Floor is insulated and has a spray liner that is tanish in color. The floor does get a little warm, however isn't smoking hot like I have experienced in other aluminum boats.


----------



## Emerald Ghost (Mar 11, 2008)

Hit up Splittine.
He did all the research before he bought his, and check with "Nightshift" also. He has a nice aluminum set up.


----------



## bchadcherry (Mar 11, 2009)

I will call chase but I know think he bought an xpress also.


----------



## acoustifunk (Mar 29, 2008)

I wouldn't trust the rivets or the welds on an aluminum boat if I were to go out in the pass. It might hold up for a little while but a constant pounding is brutal. If I was strictly river fishing I would own an aluminum boat in a heart beat. Bays and gulf is fiberglass for me!


----------



## panhandleslim (Jan 11, 2013)

There is NO doubt that the aluminum boat will hold up in the open ocean. Crew boats are aluminum and they get pounded as much as anything. Most of the charter boats in Alaska are aluminum and have been forever. They see conditions that make ours look like a day in the park. Friend of mine has one and he loves it. The old Cat dealer here used to have a Halter Marine aluminum sportfishing boat named the Catcando (not sure about the spelling). I think it was a 47 or 48 and it ran like a scalded dog. 

Here is the thing though. If you troll the vibration (sound) could be a problem.

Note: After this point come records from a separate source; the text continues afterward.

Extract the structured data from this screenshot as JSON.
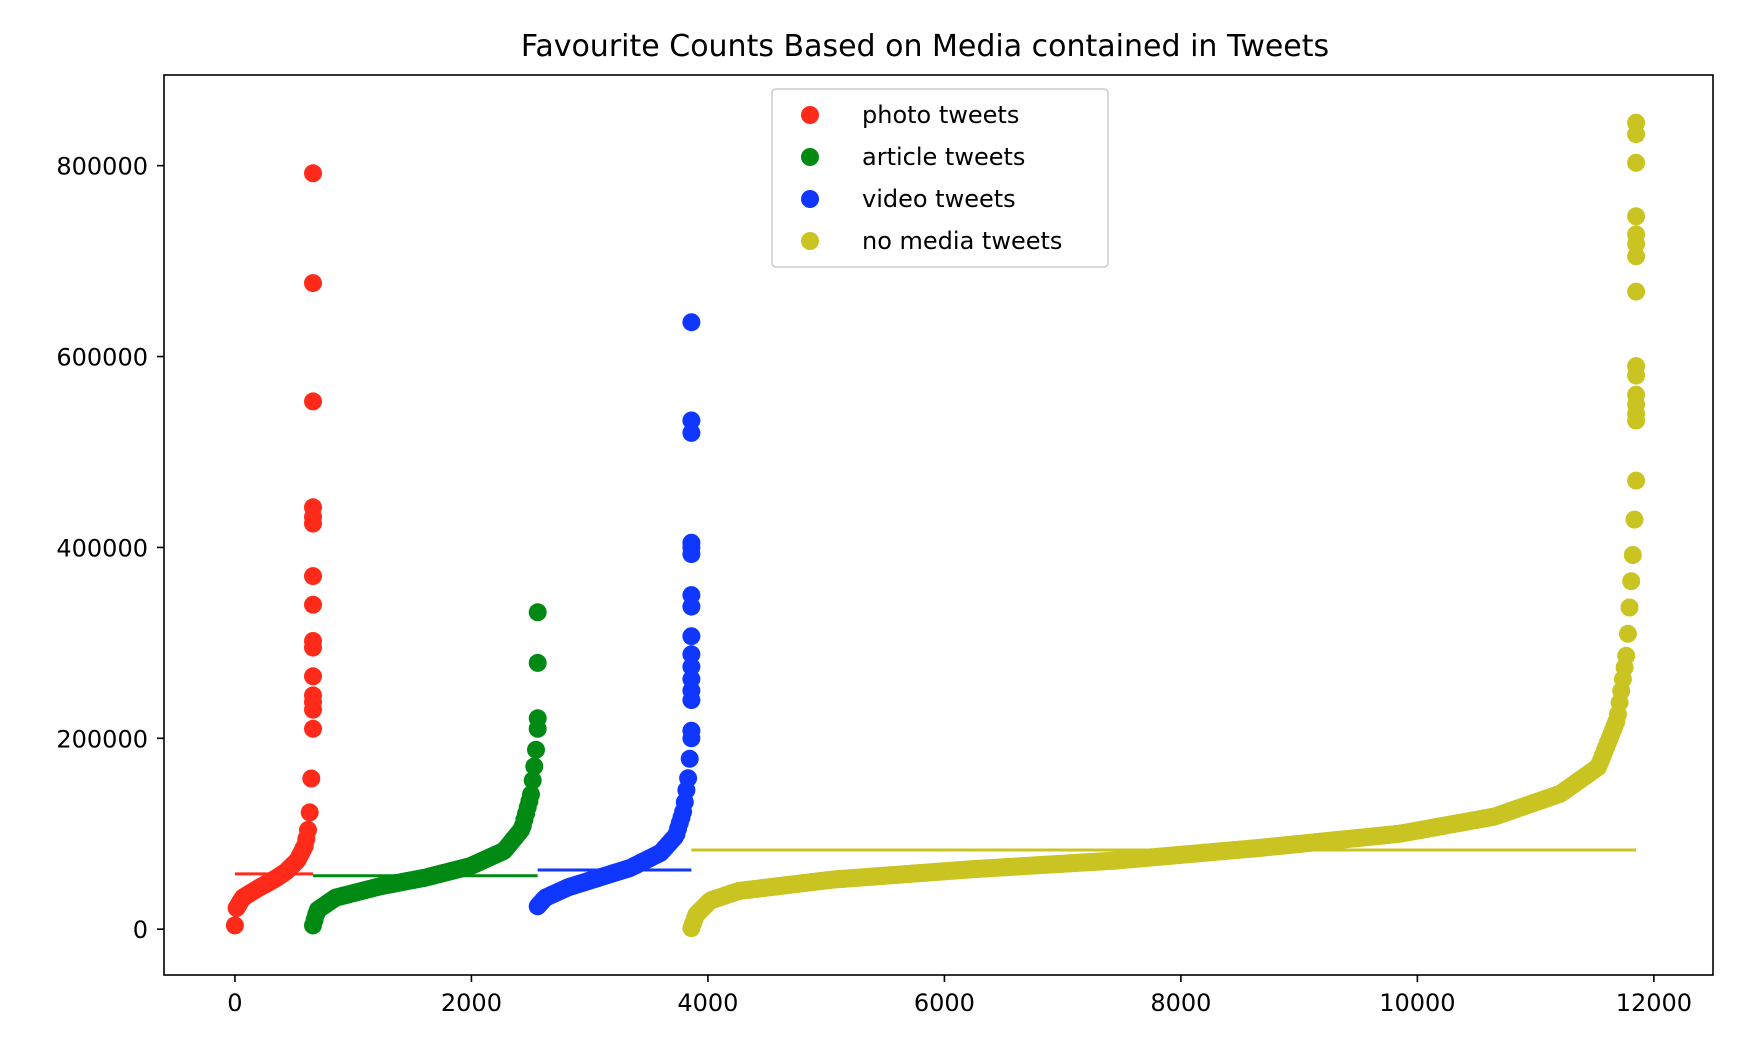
{
  "chart_data": {
    "type": "scatter",
    "title": "Favourite Counts Based on Media contained in Tweets",
    "xlabel": "",
    "ylabel": "",
    "xlim": [
      -600,
      12500
    ],
    "ylim": [
      -48000,
      895000
    ],
    "xticks": [
      0,
      2000,
      4000,
      6000,
      8000,
      10000,
      12000
    ],
    "yticks": [
      0,
      200000,
      400000,
      600000,
      800000
    ],
    "grid": false,
    "legend_position": "top-center",
    "series": [
      {
        "name": "photo tweets",
        "color": "#ff2a1a",
        "x_range": [
          0,
          660
        ],
        "mean": 58000,
        "curve": [
          [
            0,
            4000
          ],
          [
            0.02,
            22000
          ],
          [
            0.1,
            33000
          ],
          [
            0.3,
            43000
          ],
          [
            0.5,
            52000
          ],
          [
            0.65,
            60000
          ],
          [
            0.8,
            72000
          ],
          [
            0.9,
            88000
          ],
          [
            0.95,
            110000
          ],
          [
            0.98,
            160000
          ],
          [
            1.0,
            210000
          ]
        ],
        "outliers": [
          230000,
          238000,
          245000,
          265000,
          295000,
          302000,
          340000,
          370000,
          425000,
          432000,
          442000,
          553000,
          677000,
          792000
        ]
      },
      {
        "name": "article tweets",
        "color": "#008a14",
        "x_range": [
          660,
          2560
        ],
        "mean": 56000,
        "curve": [
          [
            0,
            4000
          ],
          [
            0.02,
            20000
          ],
          [
            0.1,
            33000
          ],
          [
            0.3,
            45000
          ],
          [
            0.5,
            54000
          ],
          [
            0.7,
            66000
          ],
          [
            0.85,
            82000
          ],
          [
            0.93,
            105000
          ],
          [
            0.97,
            140000
          ],
          [
            0.99,
            180000
          ],
          [
            1.0,
            210000
          ]
        ],
        "outliers": [
          221000,
          279000,
          332000
        ]
      },
      {
        "name": "video tweets",
        "color": "#0f37ff",
        "x_range": [
          2560,
          3860
        ],
        "mean": 62000,
        "curve": [
          [
            0,
            24000
          ],
          [
            0.05,
            33000
          ],
          [
            0.2,
            44000
          ],
          [
            0.4,
            54000
          ],
          [
            0.6,
            64000
          ],
          [
            0.8,
            80000
          ],
          [
            0.9,
            98000
          ],
          [
            0.95,
            125000
          ],
          [
            0.98,
            160000
          ],
          [
            1.0,
            200000
          ]
        ],
        "outliers": [
          208000,
          240000,
          250000,
          262000,
          275000,
          288000,
          307000,
          338000,
          350000,
          393000,
          400000,
          405000,
          520000,
          533000,
          636000
        ]
      },
      {
        "name": "no media tweets",
        "color": "#c9c422",
        "x_range": [
          3860,
          11850
        ],
        "mean": 83000,
        "curve": [
          [
            0,
            1000
          ],
          [
            0.005,
            15000
          ],
          [
            0.02,
            30000
          ],
          [
            0.05,
            40000
          ],
          [
            0.15,
            52000
          ],
          [
            0.3,
            63000
          ],
          [
            0.45,
            72000
          ],
          [
            0.6,
            85000
          ],
          [
            0.75,
            100000
          ],
          [
            0.85,
            118000
          ],
          [
            0.92,
            142000
          ],
          [
            0.96,
            170000
          ],
          [
            0.98,
            220000
          ],
          [
            0.99,
            290000
          ],
          [
            0.997,
            400000
          ],
          [
            1.0,
            470000
          ]
        ],
        "outliers": [
          533000,
          540000,
          550000,
          560000,
          580000,
          590000,
          668000,
          705000,
          718000,
          728000,
          747000,
          803000,
          833000,
          845000
        ]
      }
    ]
  }
}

It is generally acknowledged that wood boats raise fish better than fiberglass and fiberglass better than aluminum. Fiberglass and composite boats have closed the gap with wood but aluminum still remains dead last in the fish raising category.


----------



## delta dooler (Mar 6, 2008)

acoustifunk said:


> I wouldn't trust the rivets or the welds on an aluminum boat if I were to go out in the pass. It might hold up for a little while but a constant pounding is brutal. If I was strictly river fishing I would own an aluminum boat in a heart beat. Bays and gulf is fiberglass for me!


Express boats are all welded, no rivets.



http://www.pensacolafishingforum.com/f50/seaark-1872-cc-2007-total-refit-rebuild-2013-a-293257/

This rig is better than new IMO! Id save that $10000 and still have a better than new rig. Its not 20' but close. Them Sea Ark's are bad azz ! And the motor is under warranty till 2018 !



Express makes a fine rig, but Ive found them to be a little "tippy" in the smaller versions due to the slight v hull they have, with a 20'er it may not be an issue.


----------



## Linkovich (Oct 24, 2007)

A buddy of mine had an 18' express cc that we fished for years. We fished from up river all the way to 8-9 miles offshore. Several times we had it had out/got caught out in stuff we really shouldn't have been in and that boat held up great. I wouldn't hesitate to take an express out near the pass, they're very well made boats.


----------



## acoustifunk (Mar 29, 2008)

By all means get the boat that satisfies you. I personally don't trust small craft aluminum boats in open water. Just my $.02


----------



## Scruggspc (Mar 20, 2013)

I have a Lowe 1648 that's riveted and have been pounded in west bay (st. Andrews bay) hard for miles over the last 6 years. I wouldn't even hesitate going in the gulf on a 20ft welded.


----------